I’ve been visiting an old friend regularly for about two months now. I met Kevin a little more than 50 years ago, in Los Angeles. He was one of my supervisors, on my pre-doctoral internship, as I tried to figure out how to be a clinical psychologist. Now, he’s in a skilled nursing unit, close to my home.
Six months ago he suffered a stroke and has been struggling with recovery ever since. I went to see him just after the New Year and was shocked to find him so fragile there in his bed. Through his garbled voice, I heard him say he would probably not be eating anymore. Swallowing could kill him so he’d be receiving nourishment through a tube. He also shared how unlikely it was that he’d ever walk again on his own steam.

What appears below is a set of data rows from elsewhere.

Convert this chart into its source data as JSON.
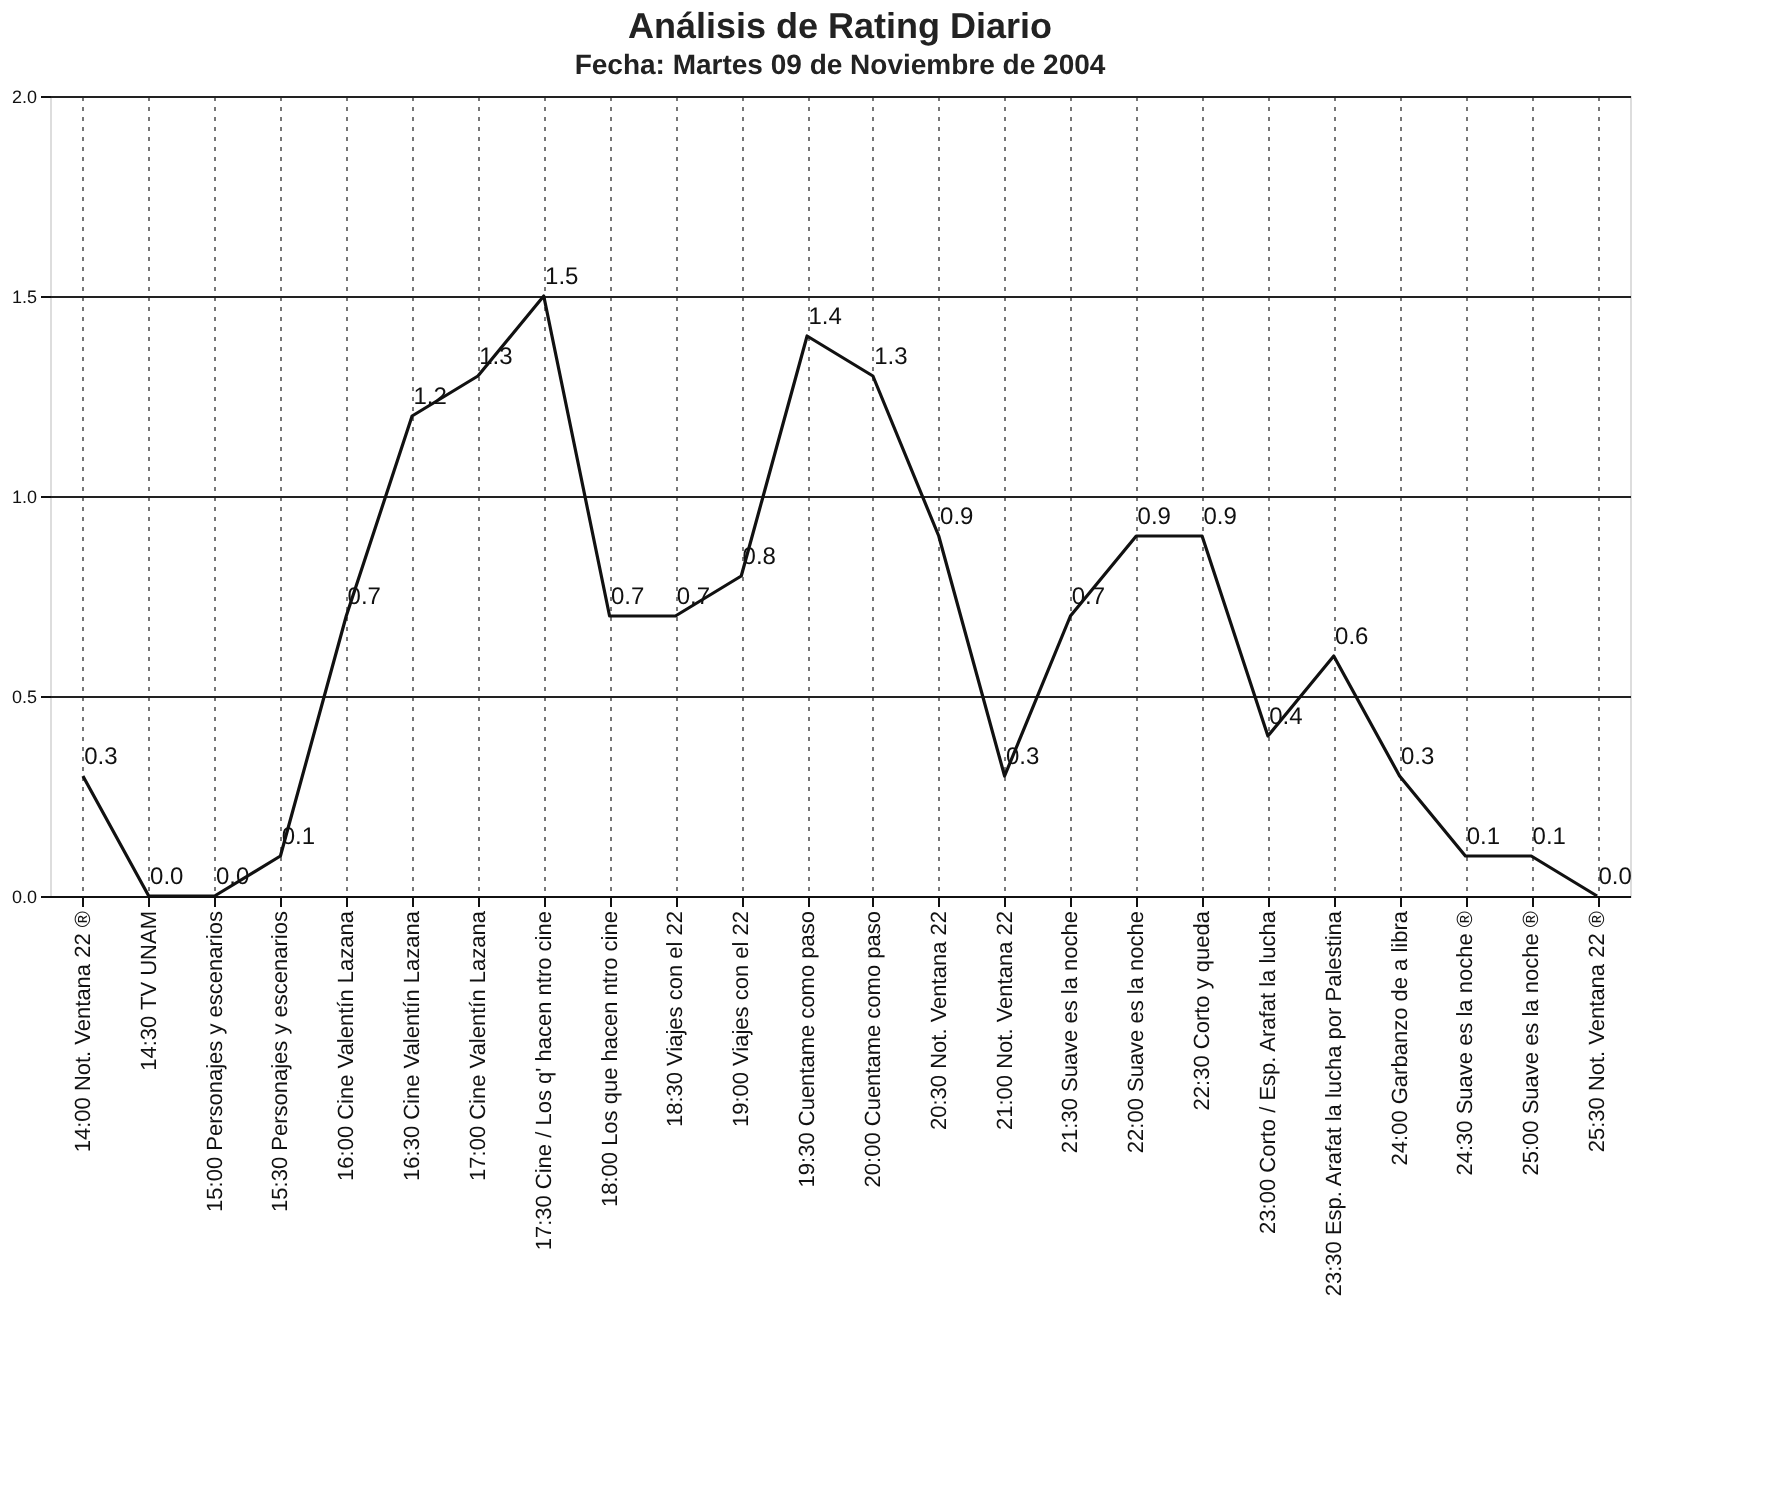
{
  "chart_data": {
    "type": "line",
    "title": "Análisis de Rating Diario",
    "subtitle": "Fecha: Martes 09 de Noviembre de 2004",
    "categories": [
      "14:00 Not. Ventana 22 ®",
      "14:30 TV UNAM",
      "15:00 Personajes y escenarios",
      "15:30 Personajes y escenarios",
      "16:00 Cine Valentín Lazana",
      "16:30 Cine Valentín Lazana",
      "17:00 Cine Valentín Lazana",
      "17:30 Cine / Los q' hacen ntro cine",
      "18:00 Los que hacen ntro cine",
      "18:30 Viajes con el 22",
      "19:00 Viajes con el 22",
      "19:30 Cuentame como paso",
      "20:00 Cuentame como paso",
      "20:30 Not. Ventana 22",
      "21:00 Not. Ventana 22",
      "21:30 Suave es la noche",
      "22:00 Suave es la noche",
      "22:30 Corto y queda",
      "23:00 Corto / Esp. Arafat la lucha",
      "23:30 Esp. Arafat la lucha por Palestina",
      "24:00 Garbanzo de a libra",
      "24:30 Suave es la noche ®",
      "25:00 Suave es la noche ®",
      "25:30 Not. Ventana 22 ®"
    ],
    "series": [
      {
        "color": "#111111",
        "values": [
          0.3,
          0.0,
          0.0,
          0.1,
          0.7,
          1.2,
          1.3,
          1.5,
          0.7,
          0.7,
          0.8,
          1.4,
          1.3,
          0.9,
          0.3,
          0.7,
          0.9,
          0.9,
          0.4,
          0.6,
          0.3,
          0.1,
          0.1,
          0.0
        ]
      }
    ],
    "ylim": [
      0,
      2
    ],
    "yticks": [
      {
        "value": 0,
        "label": "0.0"
      },
      0.5,
      {
        "value": 1,
        "label": "1.0"
      },
      1.5,
      {
        "value": 2,
        "label": "2.0"
      }
    ],
    "value_labels": [
      "0.3",
      "0.0",
      "0.0",
      "0.1",
      "0.7",
      "1.2",
      "1.3",
      "1.5",
      "0.7",
      "0.7",
      "0.8",
      "1.4",
      "1.3",
      "0.9",
      "0.3",
      "0.7",
      "0.9",
      "0.9",
      "0.4",
      "0.6",
      "0.3",
      "0.1",
      "0.1",
      "0.0"
    ],
    "grid": true,
    "legend": false,
    "marker": "none",
    "line_style": "solid"
  }
}
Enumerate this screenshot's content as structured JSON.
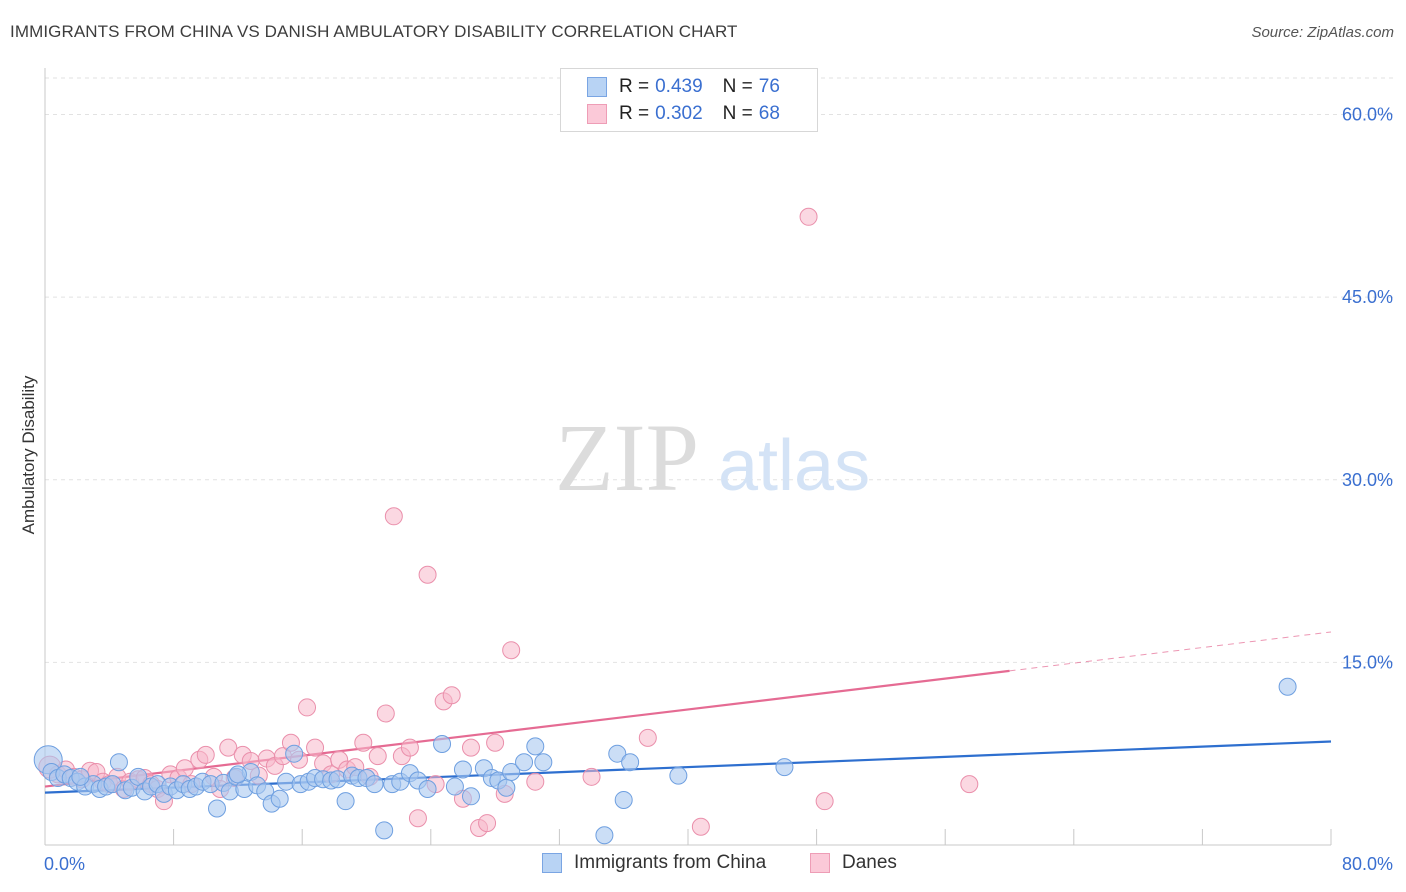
{
  "header": {
    "title": "IMMIGRANTS FROM CHINA VS DANISH AMBULATORY DISABILITY CORRELATION CHART",
    "source": "Source: ZipAtlas.com"
  },
  "legend": {
    "series1": {
      "r_label": "R =",
      "r_value": "0.439",
      "n_label": "N =",
      "n_value": "76"
    },
    "series2": {
      "r_label": "R =",
      "r_value": "0.302",
      "n_label": "N =",
      "n_value": "68"
    }
  },
  "watermark": {
    "zip": "ZIP",
    "atlas": "atlas"
  },
  "colors": {
    "blue_fill": "#a8c8f0",
    "blue_stroke": "#6e9fe0",
    "blue_line": "#2e6fcf",
    "pink_fill": "#f7b8cb",
    "pink_stroke": "#ea8fab",
    "pink_line": "#e56b93",
    "grid": "#e2e2e2",
    "tick_text": "#3a6fd0"
  },
  "chart_data": {
    "type": "scatter",
    "title": "IMMIGRANTS FROM CHINA VS DANISH AMBULATORY DISABILITY CORRELATION CHART",
    "xlabel": "",
    "ylabel": "Ambulatory Disability",
    "xlim": [
      0,
      80
    ],
    "ylim": [
      0,
      63
    ],
    "x_tick_labels": [
      "0.0%",
      "80.0%"
    ],
    "y_ticks": [
      15,
      30,
      45,
      60
    ],
    "y_tick_labels": [
      "15.0%",
      "30.0%",
      "45.0%",
      "60.0%"
    ],
    "grid": true,
    "series": [
      {
        "name": "Immigrants from China",
        "r": 0.439,
        "n": 76,
        "trend": {
          "x": [
            0,
            80
          ],
          "y": [
            4.3,
            8.5
          ]
        },
        "points": [
          [
            0.2,
            7.0
          ],
          [
            0.4,
            6.0
          ],
          [
            0.8,
            5.5
          ],
          [
            1.2,
            5.8
          ],
          [
            1.6,
            5.5
          ],
          [
            2.0,
            5.2
          ],
          [
            2.5,
            4.8
          ],
          [
            3.0,
            5.0
          ],
          [
            3.4,
            4.6
          ],
          [
            3.8,
            4.8
          ],
          [
            4.2,
            5.0
          ],
          [
            4.6,
            6.8
          ],
          [
            5.0,
            4.5
          ],
          [
            5.4,
            4.7
          ],
          [
            5.8,
            5.6
          ],
          [
            6.2,
            4.4
          ],
          [
            6.6,
            4.8
          ],
          [
            7.0,
            5.0
          ],
          [
            7.4,
            4.2
          ],
          [
            7.8,
            4.8
          ],
          [
            8.2,
            4.5
          ],
          [
            8.6,
            5.0
          ],
          [
            9.0,
            4.6
          ],
          [
            9.4,
            4.8
          ],
          [
            9.8,
            5.2
          ],
          [
            10.3,
            5.0
          ],
          [
            10.7,
            3.0
          ],
          [
            11.1,
            5.1
          ],
          [
            11.5,
            4.4
          ],
          [
            11.9,
            5.6
          ],
          [
            12.4,
            4.6
          ],
          [
            12.8,
            6.0
          ],
          [
            13.2,
            4.9
          ],
          [
            13.7,
            4.4
          ],
          [
            14.1,
            3.4
          ],
          [
            14.6,
            3.8
          ],
          [
            15.0,
            5.2
          ],
          [
            15.5,
            7.5
          ],
          [
            15.9,
            5.0
          ],
          [
            16.4,
            5.2
          ],
          [
            16.8,
            5.5
          ],
          [
            17.3,
            5.4
          ],
          [
            17.8,
            5.3
          ],
          [
            18.2,
            5.4
          ],
          [
            18.7,
            3.6
          ],
          [
            19.1,
            5.7
          ],
          [
            19.5,
            5.5
          ],
          [
            20.0,
            5.5
          ],
          [
            20.5,
            5.0
          ],
          [
            21.1,
            1.2
          ],
          [
            21.6,
            5.0
          ],
          [
            22.1,
            5.2
          ],
          [
            22.7,
            5.9
          ],
          [
            23.2,
            5.3
          ],
          [
            23.8,
            4.6
          ],
          [
            24.7,
            8.3
          ],
          [
            25.5,
            4.8
          ],
          [
            26.0,
            6.2
          ],
          [
            26.5,
            4.0
          ],
          [
            27.3,
            6.3
          ],
          [
            27.8,
            5.5
          ],
          [
            28.2,
            5.3
          ],
          [
            28.7,
            4.7
          ],
          [
            29.0,
            6.0
          ],
          [
            29.8,
            6.8
          ],
          [
            30.5,
            8.1
          ],
          [
            31.0,
            6.8
          ],
          [
            34.8,
            0.8
          ],
          [
            35.6,
            7.5
          ],
          [
            36.0,
            3.7
          ],
          [
            36.4,
            6.8
          ],
          [
            39.4,
            5.7
          ],
          [
            46.0,
            6.4
          ],
          [
            77.3,
            13.0
          ],
          [
            2.2,
            5.6
          ],
          [
            12.0,
            5.8
          ]
        ]
      },
      {
        "name": "Danes",
        "r": 0.302,
        "n": 68,
        "trend": {
          "x": [
            0,
            60
          ],
          "y": [
            4.8,
            14.3
          ]
        },
        "trend_dashed": {
          "x": [
            60,
            80
          ],
          "y": [
            14.3,
            17.5
          ]
        },
        "points": [
          [
            0.3,
            6.4
          ],
          [
            0.8,
            5.8
          ],
          [
            1.3,
            6.2
          ],
          [
            1.8,
            5.6
          ],
          [
            2.3,
            5.4
          ],
          [
            2.8,
            6.1
          ],
          [
            3.2,
            6.0
          ],
          [
            3.6,
            5.2
          ],
          [
            4.0,
            5.0
          ],
          [
            4.5,
            5.6
          ],
          [
            4.9,
            4.6
          ],
          [
            5.3,
            5.2
          ],
          [
            5.8,
            5.4
          ],
          [
            6.2,
            5.5
          ],
          [
            6.6,
            5.0
          ],
          [
            7.0,
            4.6
          ],
          [
            7.4,
            3.6
          ],
          [
            7.8,
            5.8
          ],
          [
            8.3,
            5.5
          ],
          [
            8.7,
            6.3
          ],
          [
            9.1,
            5.0
          ],
          [
            9.6,
            7.0
          ],
          [
            10.0,
            7.4
          ],
          [
            10.5,
            5.6
          ],
          [
            10.9,
            4.6
          ],
          [
            11.4,
            8.0
          ],
          [
            11.8,
            5.5
          ],
          [
            12.3,
            7.4
          ],
          [
            12.8,
            6.9
          ],
          [
            13.3,
            5.7
          ],
          [
            13.8,
            7.1
          ],
          [
            14.3,
            6.5
          ],
          [
            14.8,
            7.3
          ],
          [
            15.3,
            8.4
          ],
          [
            15.8,
            7.0
          ],
          [
            16.3,
            11.3
          ],
          [
            16.8,
            8.0
          ],
          [
            17.3,
            6.7
          ],
          [
            17.8,
            5.8
          ],
          [
            18.3,
            7.0
          ],
          [
            18.8,
            6.2
          ],
          [
            19.3,
            6.4
          ],
          [
            19.8,
            8.4
          ],
          [
            20.2,
            5.6
          ],
          [
            20.7,
            7.3
          ],
          [
            21.2,
            10.8
          ],
          [
            21.7,
            27.0
          ],
          [
            22.2,
            7.3
          ],
          [
            22.7,
            8.0
          ],
          [
            23.2,
            2.2
          ],
          [
            23.8,
            22.2
          ],
          [
            24.3,
            5.0
          ],
          [
            24.8,
            11.8
          ],
          [
            25.3,
            12.3
          ],
          [
            26.0,
            3.8
          ],
          [
            26.5,
            8.0
          ],
          [
            27.0,
            1.4
          ],
          [
            27.5,
            1.8
          ],
          [
            28.0,
            8.4
          ],
          [
            28.6,
            4.2
          ],
          [
            29.0,
            16.0
          ],
          [
            30.5,
            5.2
          ],
          [
            34.0,
            5.6
          ],
          [
            37.5,
            8.8
          ],
          [
            40.8,
            1.5
          ],
          [
            47.5,
            51.6
          ],
          [
            48.5,
            3.6
          ],
          [
            57.5,
            5.0
          ]
        ]
      }
    ]
  },
  "bottom_legend": {
    "item1": "Immigrants from China",
    "item2": "Danes"
  }
}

Although he’d been gravely ill it was still a shocker – to see him so compromised, so far from the tall, sturdy person I’d known. I felt helpless, and a deep, blanketing sorrow came over me. There was nothing I could do, and apparently not much he could do. But he said he was relieved not to eat again, avoiding the danger of fatal choking. Incredible, and chilling, I thought, how our outlook changes, and narrows, with circumstance. A small door in my mind opened on what it would be like for me to be in Kevin’s place, but I shut it quickly, afraid to go there.
Anybody know someone like Kevin, or what I mean about shutting the door?